Penyebab utama degradasi akta otentik meliputi beberapa kategori pelanggaran :

 

1. Pelanggaran Syarat Formal Prosedural : Sesuai Pasal 16 ayat (9) UUJN, akta dapat terdegradasi jika Notaris tidak membacakan akta di hadapan penghadap dengan dihadiri paling sedikit dua orang saksi, kecuali undang-undang menentukan lain. Kegagalan mencantumkan pernyataan bahwa akta telah dibacakan juga berakibat fatal pada otentisitasnya.

 

2. Ketidakwenangan Pejabat : Degradasi terjadi jika Notaris membuat akta di luar wilayah jabatannya, atau ketika Notaris sedang dalam masa cuti, diberhentikan sementara, atau tidak lagi memiliki wewenang sah lainnya.

 

3. Cacat Bentuk dan Penulisan : Pelanggaran terhadap Pasal 44, 48, 49, 50, dan 51 UUJN mengenai tata cara penandatanganan, perubahan isi akta, atau pencoretan yang tidak diparaf oleh Notaris dan para pihak dapat mengakibatkan akta tersebut hanya memiliki kekuatan sebagai akta di bawah tangan.

 

4. Ketidakhadiran Para Pihak/Saksi : Jika ditemukan fakta bahwa para pihak tidak benar-benar menghadap secara bersamaan atau saksi instrumenter yang tercantum dalam akta ternyata fiktif/palsu, maka kebenaran formal akta tersebut runtuh.

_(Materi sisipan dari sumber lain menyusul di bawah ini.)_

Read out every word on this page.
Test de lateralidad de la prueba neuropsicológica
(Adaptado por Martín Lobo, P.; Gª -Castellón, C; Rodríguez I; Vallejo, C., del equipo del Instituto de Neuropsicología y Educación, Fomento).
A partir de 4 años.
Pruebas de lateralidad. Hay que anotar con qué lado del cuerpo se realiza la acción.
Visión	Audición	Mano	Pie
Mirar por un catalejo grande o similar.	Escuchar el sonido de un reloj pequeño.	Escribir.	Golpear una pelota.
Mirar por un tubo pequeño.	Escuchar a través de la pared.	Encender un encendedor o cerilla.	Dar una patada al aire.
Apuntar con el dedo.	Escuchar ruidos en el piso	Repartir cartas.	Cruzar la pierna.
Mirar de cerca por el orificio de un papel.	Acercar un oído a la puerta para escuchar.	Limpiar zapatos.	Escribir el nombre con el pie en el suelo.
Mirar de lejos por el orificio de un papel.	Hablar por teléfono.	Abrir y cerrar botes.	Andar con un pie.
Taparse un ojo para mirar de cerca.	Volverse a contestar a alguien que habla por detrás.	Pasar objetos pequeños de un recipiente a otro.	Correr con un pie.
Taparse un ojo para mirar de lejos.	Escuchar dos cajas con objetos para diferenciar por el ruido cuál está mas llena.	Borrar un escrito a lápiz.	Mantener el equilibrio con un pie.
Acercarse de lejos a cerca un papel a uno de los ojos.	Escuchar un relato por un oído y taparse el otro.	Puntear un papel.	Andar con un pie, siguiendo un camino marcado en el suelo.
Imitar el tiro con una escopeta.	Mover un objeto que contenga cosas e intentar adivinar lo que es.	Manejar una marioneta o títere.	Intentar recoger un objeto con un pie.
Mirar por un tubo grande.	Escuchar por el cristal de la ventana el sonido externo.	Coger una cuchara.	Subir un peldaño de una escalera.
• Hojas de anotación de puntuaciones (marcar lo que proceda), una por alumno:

b. Akibat Hukum dan Tanggung Jawab Perdata

Ketika akta terdegradasi, akta tersebut tidak lagi dapat menjadi alat bukti yang berdiri sendiri di pengadilan. Para pihak harus menyertakan bukti tambahan untuk meyakinkan hakim, yang tentu saja melemahkan posisi hukum mereka. Selain itu, degradasi akta menjadi dasar bagi pihak yang dirugikan untuk menuntut ganti rugi, biaya, dan bunga kepada Notaris berdasarkan Pasal 84 UUJN. Notaris bertanggung jawab secara perdata atas kelalaiannya dalam menjamin aspek formal dan materiil akta yang dibuatnya.

 

4. Fenomena Pemanggilan Notaris sebagai Saksi : Penyesatan Hukum Pembuktian.

 

Permasalahan sentral yang diangkat dalam kajian ini adalah praktek pemanggilan Notaris ke persidangan untuk memberikan keterangan dan kesaksian lisan mengenai akta yang dibuatnya. Praktek ini seringkali dianggap sebagai prosedur normal, padahal dalam perspektif hukum pembuktian perdata yang ketat, hal tersebut mengandung unsur penyesatan pemahaman yang merusak tatanan kepastian hukum.

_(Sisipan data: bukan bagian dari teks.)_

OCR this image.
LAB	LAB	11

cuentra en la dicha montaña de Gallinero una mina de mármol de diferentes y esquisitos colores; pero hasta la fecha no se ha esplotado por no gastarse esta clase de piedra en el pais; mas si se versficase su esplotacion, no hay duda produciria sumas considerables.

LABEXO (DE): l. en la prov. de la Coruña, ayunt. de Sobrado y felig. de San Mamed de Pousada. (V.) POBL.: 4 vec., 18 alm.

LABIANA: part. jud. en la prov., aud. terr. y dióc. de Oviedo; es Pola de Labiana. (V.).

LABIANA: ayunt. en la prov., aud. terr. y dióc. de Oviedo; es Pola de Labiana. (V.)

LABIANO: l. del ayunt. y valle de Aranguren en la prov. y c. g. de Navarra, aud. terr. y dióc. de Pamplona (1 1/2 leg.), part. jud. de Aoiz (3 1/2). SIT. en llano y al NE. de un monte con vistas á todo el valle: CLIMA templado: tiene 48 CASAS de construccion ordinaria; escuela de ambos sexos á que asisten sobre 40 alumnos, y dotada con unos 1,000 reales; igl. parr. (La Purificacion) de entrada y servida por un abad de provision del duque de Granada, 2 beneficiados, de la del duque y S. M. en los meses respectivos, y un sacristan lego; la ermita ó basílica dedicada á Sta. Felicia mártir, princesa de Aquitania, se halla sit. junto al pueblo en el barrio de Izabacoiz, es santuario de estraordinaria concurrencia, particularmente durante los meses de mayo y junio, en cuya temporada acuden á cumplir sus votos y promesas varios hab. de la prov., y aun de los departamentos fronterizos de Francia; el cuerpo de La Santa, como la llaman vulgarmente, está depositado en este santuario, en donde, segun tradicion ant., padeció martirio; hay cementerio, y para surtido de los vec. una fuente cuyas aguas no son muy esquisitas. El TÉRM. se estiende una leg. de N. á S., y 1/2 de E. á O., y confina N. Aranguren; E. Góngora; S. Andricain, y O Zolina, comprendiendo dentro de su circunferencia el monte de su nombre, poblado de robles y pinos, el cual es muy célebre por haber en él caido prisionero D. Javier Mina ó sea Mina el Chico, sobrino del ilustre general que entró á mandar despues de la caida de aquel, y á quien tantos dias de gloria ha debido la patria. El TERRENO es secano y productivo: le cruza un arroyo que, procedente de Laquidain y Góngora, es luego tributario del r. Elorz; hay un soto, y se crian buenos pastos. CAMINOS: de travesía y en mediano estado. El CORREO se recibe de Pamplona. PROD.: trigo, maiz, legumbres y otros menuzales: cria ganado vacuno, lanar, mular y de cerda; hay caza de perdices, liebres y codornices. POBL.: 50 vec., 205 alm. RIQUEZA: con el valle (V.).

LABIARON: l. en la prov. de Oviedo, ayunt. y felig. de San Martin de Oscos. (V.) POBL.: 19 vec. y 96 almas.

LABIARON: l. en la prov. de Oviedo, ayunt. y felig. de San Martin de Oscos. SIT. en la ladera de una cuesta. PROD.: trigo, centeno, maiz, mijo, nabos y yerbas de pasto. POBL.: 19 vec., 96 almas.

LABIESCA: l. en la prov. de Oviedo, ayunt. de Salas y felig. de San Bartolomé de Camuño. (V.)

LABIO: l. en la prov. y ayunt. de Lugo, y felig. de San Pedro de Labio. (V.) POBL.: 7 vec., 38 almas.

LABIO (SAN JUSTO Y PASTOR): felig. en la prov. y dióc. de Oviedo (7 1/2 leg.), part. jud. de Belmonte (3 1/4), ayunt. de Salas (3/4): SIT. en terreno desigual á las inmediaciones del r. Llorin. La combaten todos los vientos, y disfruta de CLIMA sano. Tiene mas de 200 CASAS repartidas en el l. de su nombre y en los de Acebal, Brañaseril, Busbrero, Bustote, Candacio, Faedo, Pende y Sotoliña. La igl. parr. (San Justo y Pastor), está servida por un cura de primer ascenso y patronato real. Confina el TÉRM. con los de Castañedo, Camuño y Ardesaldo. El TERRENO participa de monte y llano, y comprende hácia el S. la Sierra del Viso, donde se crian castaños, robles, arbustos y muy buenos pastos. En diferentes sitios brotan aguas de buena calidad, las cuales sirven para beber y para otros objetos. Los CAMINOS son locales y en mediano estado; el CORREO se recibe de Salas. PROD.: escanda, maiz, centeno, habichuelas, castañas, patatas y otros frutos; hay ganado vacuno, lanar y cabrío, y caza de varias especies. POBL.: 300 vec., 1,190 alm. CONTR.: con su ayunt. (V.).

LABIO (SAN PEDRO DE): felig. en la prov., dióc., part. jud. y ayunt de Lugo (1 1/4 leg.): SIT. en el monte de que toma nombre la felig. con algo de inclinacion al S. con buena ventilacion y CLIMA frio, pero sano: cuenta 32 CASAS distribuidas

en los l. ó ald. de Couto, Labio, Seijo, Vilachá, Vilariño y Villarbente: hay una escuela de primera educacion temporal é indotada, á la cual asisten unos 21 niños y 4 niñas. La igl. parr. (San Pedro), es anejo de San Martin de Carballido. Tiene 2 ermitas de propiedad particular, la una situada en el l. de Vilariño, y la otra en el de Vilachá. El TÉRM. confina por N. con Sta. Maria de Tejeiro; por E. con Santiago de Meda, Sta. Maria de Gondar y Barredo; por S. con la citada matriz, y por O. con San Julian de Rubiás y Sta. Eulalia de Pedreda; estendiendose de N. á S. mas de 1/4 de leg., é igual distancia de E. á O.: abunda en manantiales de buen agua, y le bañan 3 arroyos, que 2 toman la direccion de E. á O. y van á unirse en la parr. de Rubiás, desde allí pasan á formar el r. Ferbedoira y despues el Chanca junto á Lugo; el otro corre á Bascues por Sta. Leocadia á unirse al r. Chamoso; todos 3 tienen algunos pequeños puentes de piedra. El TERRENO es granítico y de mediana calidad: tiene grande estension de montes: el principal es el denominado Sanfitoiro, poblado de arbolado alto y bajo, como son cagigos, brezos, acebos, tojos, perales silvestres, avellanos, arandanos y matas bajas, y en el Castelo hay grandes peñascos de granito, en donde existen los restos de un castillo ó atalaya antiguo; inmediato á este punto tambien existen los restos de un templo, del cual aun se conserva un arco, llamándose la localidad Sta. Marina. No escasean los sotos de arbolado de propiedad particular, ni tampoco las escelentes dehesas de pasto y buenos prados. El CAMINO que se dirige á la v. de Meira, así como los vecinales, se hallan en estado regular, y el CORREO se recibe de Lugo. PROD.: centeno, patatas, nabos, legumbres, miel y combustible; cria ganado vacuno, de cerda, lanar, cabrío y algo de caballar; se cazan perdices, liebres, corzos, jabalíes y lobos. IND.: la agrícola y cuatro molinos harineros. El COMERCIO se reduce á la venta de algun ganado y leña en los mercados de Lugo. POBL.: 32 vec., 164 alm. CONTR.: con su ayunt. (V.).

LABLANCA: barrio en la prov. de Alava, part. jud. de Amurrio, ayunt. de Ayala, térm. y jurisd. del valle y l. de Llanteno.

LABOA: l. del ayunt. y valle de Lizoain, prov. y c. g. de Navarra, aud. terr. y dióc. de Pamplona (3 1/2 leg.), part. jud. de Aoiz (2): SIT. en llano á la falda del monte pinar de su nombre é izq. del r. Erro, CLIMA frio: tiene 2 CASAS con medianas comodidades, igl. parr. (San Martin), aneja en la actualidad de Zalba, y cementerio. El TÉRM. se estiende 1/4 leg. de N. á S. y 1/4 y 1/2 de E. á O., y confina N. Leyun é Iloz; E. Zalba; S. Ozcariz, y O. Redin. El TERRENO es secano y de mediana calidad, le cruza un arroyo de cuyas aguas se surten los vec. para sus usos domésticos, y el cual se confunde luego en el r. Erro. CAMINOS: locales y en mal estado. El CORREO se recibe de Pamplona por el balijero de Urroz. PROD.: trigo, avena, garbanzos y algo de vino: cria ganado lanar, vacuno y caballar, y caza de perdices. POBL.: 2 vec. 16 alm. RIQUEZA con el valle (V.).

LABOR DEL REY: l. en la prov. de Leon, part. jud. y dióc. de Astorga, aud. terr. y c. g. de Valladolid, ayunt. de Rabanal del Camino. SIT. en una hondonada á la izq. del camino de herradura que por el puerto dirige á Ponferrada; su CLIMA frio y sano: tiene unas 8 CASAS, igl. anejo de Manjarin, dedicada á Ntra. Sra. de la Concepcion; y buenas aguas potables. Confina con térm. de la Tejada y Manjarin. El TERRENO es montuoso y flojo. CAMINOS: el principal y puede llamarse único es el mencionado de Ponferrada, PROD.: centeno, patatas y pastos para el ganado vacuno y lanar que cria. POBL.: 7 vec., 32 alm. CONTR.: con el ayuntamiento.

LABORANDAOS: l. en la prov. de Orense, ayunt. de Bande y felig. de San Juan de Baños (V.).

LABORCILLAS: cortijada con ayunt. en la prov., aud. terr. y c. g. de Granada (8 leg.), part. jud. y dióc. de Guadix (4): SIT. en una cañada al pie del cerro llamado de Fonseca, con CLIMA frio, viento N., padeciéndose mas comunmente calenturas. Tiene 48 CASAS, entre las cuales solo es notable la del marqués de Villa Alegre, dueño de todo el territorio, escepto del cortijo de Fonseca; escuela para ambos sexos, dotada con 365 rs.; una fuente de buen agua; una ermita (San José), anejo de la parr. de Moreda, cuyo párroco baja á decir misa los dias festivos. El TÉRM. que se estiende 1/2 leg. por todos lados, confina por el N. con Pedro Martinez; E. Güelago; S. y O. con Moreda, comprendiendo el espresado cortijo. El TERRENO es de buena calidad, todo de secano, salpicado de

a. Paradoks Alat Bukti Surat vs Saksi

Dalam hukum acara perdata, bukti tulisan (surat) merupakan alat bukti utama, sementara keterangan saksi bersifat pelengkap. Akta otentik, sebagai kasta tertinggi bukti tulisan, memiliki kekuatan mengikat bagi hakim. Dengan memanggil Notaris untuk memberikan kesaksian lisan, sistem peradilan seolah-olah "menurunkan derajat" dokumen tertulis yang sempurna menjadi sekadar keterangan lisan yang nilai pembuktiannya bersifat bebas dan sangat subjektif bagi penilaian hakim.

 

Penyesatan ini terjadi karena adanya anggapan salah bahwa kesaksian lisan Notaris dapat "memperkuat" akta tersebut. Padahal, secara yuridis, kehadiran Notaris sebagai saksi justru mengindikasikan bahwa hakim meragukan otentisitas akta tersebut, yang pada gilirannya membuka pintu bagi penyangkalan-penyanggalan baru dari pihak yang beriktikad buruk. Seharusnya, jika akta telah memenuhi syarat Pasal 1868 KUHPerdata, hakim tidak perlu lagi memanggil Notaris, karena seluruh keterangan Notaris mengenai peristiwa hukum tersebut telah "mengaku" melalui teks akta itu sendiri (akta berbicara sendiri).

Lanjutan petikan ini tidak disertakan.